The Savage Grace: A Dark Divine Novel

“No,” Brent said. “I’m the only one who knew. Caleb is super-freaking-paranoid. That was his backup plan to get revenge on anyone who might turn on him. I’m probably still alive only because I stalled on making the remote trigger. No way Talbot knows about it.”


“Talbot!” I grabbed my phone and dialed Talbot’s number. It rang six times and then went to voice mail. I left a message of warning and then dialed the number over and over again. “Why aren’t you picking up?!”

Slade swerved the car between two semis and then jutted in front of one of them, cutting it off. Perhaps Caleb had chosen him for his special skills, too. I clutched at my stomach as the car took a hard right turn onto the exit. But we were still a good five minutes from the warehouse. I opened my phone with the intention of sending a couple dozen texts to Talbot—anything to get his attention—when my phone suddenly rang in my hand.

It was Talbot’s number. Relief gripped me so hard I almost missed answering it in time.

“Talbot!” I said into my phone. “Thank heaven—”

“Wow. Twenty missed calls? And you claim not to like me—”

“Shut up,” I said. “I need to tell you, don’t go to the warehouse. You can’t go—”

“We’re already here. I’m keeping watch while the others head inside.”

“No! There’s a bomb. Whatever you do, don’t let them go inside.”

“There’s a what? Sorry, you cut out. I’m in the underground corridor between … Depot and … warehouse. Just a sec.”

I could tell from the distance in his voice that he’d lowered the phone from his ear before he’d finished talking. I shouted as loud as I could so he might still hear me, “No! Listen to me—”

“Go ahead. It’s just Grace,” I heard Talbot’s voice call to someone on his end of the line.

“There’s a—” But I didn’t get a chance to finish my sentence. I didn’t need to. Because I heard what had happened: a horrible explosive crescendo mixed with a sound so terrible it could only be a human scream before the line went completely silent.

TWO HORRIFYING MINUTES LATER

I saw the smoke almost immediately, billowing from a few blocks away. Slade hit the gas, and the car practically flew through the few remaining streets. To me, it felt like we couldn’t possibly move any slower.

I don’t know how I did what I did next. I don’t know how I had the presence of mind to call 911, but I did. I wasn’t sure if they understood anything that I’d said—that there had been an explosion at the warehouse next to the old train station on Murphy Street, and there were people inside—but I shouted it out before the phone fell from my shaking fingers.

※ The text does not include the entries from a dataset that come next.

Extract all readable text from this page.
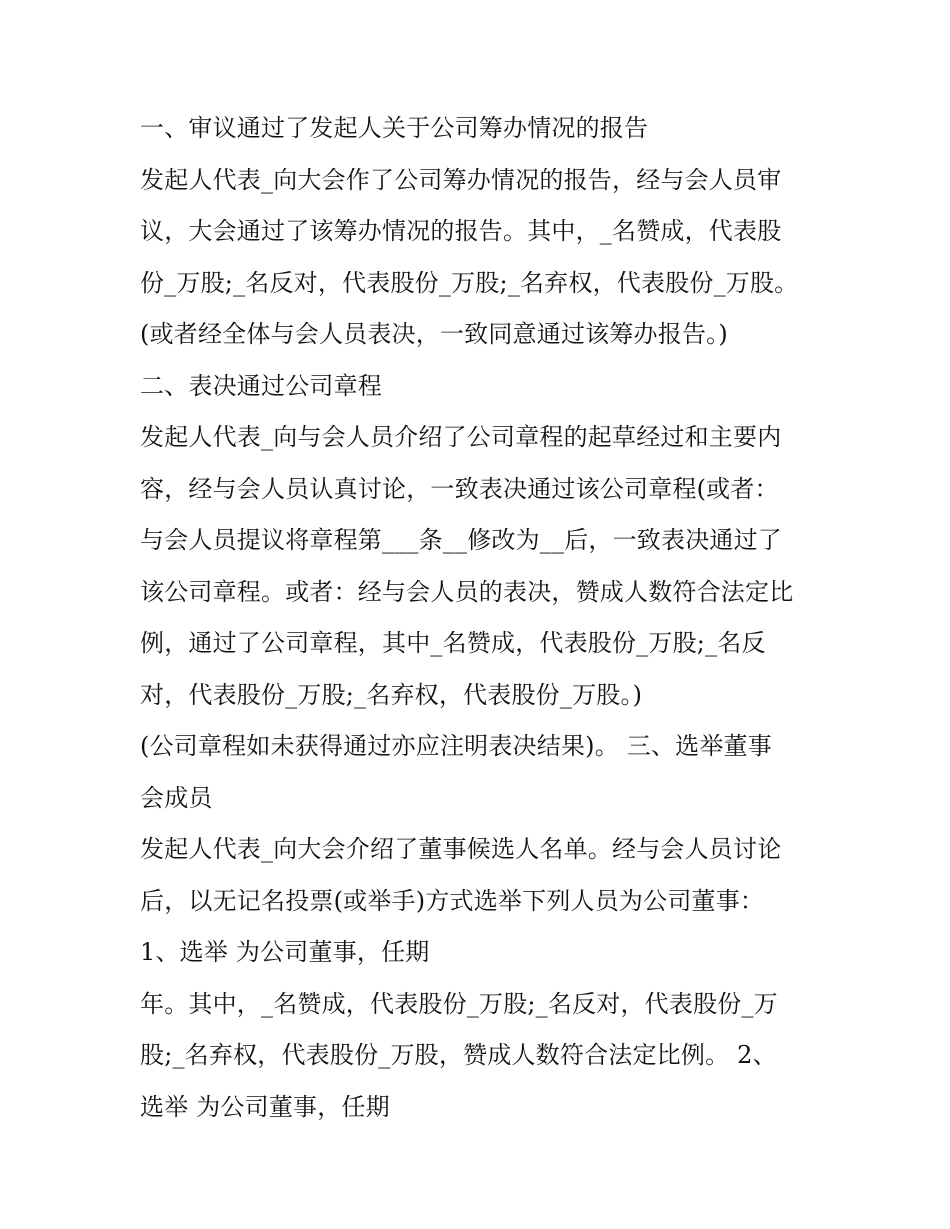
一、审议通过了发起人关于公司筹办情况的报告
发起人代表_向大会作了公司筹办情况的报告，经与会人员审
议，大会通过了该筹办情况的报告。其中，_名赞成，代表股
份_万股;_名反对，代表股份_万股;_名弃权，代表股份_万股。
(或者经全体与会人员表决，一致同意通过该筹办报告。)
二、表决通过公司章程
发起人代表_向与会人员介绍了公司章程的起草经过和主要内
容，经与会人员认真讨论，一致表决通过该公司章程(或者：
与会人员提议将章程第___条__修改为__后，一致表决通过了
该公司章程。或者：经与会人员的表决，赞成人数符合法定比
例，通过了公司章程，其中_名赞成，代表股份_万股;_名反
对，代表股份_万股;_名弃权，代表股份_万股。)
(公司章程如未获得通过亦应注明表决结果)。 三、选举董事
会成员
发起人代表_向大会介绍了董事候选人名单。经与会人员讨论
后，以无记名投票(或举手)方式选举下列人员为公司董事：
1、选举 为公司董事，任期
年。其中，_名赞成，代表股份_万股;_名反对，代表股份_万
股;_名弃权，代表股份_万股，赞成人数符合法定比例。 2、
选举 为公司董事，任期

I was out of the car before Slade had swerved to a stop half a block from the flaming warehouse. Onlookers stood in the street, all staring at what I could barely stand to witness. The building that had once been the warehouse was now mostly a crumbled mass of burning rubble. Debris from the explosion littered the street, and tongues of flame lapped up at the sky from what remained of the building. Even from this far away, the black smoke and ash made me cough.

How could anyone have survived this?

“Dad!” I screamed, scanning every face in the small crowd of spectators. “Talbot!”

Where were they?

“Come on,” I cried to Brent and Slade. “Let’s go, we have to find them.” I started toward the warehouse, expecting the boys to follow, but when I turned back to say something, I realized that neither of them had moved from the car.

I pulled open Slade’s door. “I said come on, and that’s an order.”

“I can’t,” Slade said. He gripped the steering wheel like he was afraid I was going to try to physically pull him out of the car—and he was holding on for dear life. He stared at the flames, as if entranced by their deadly dance.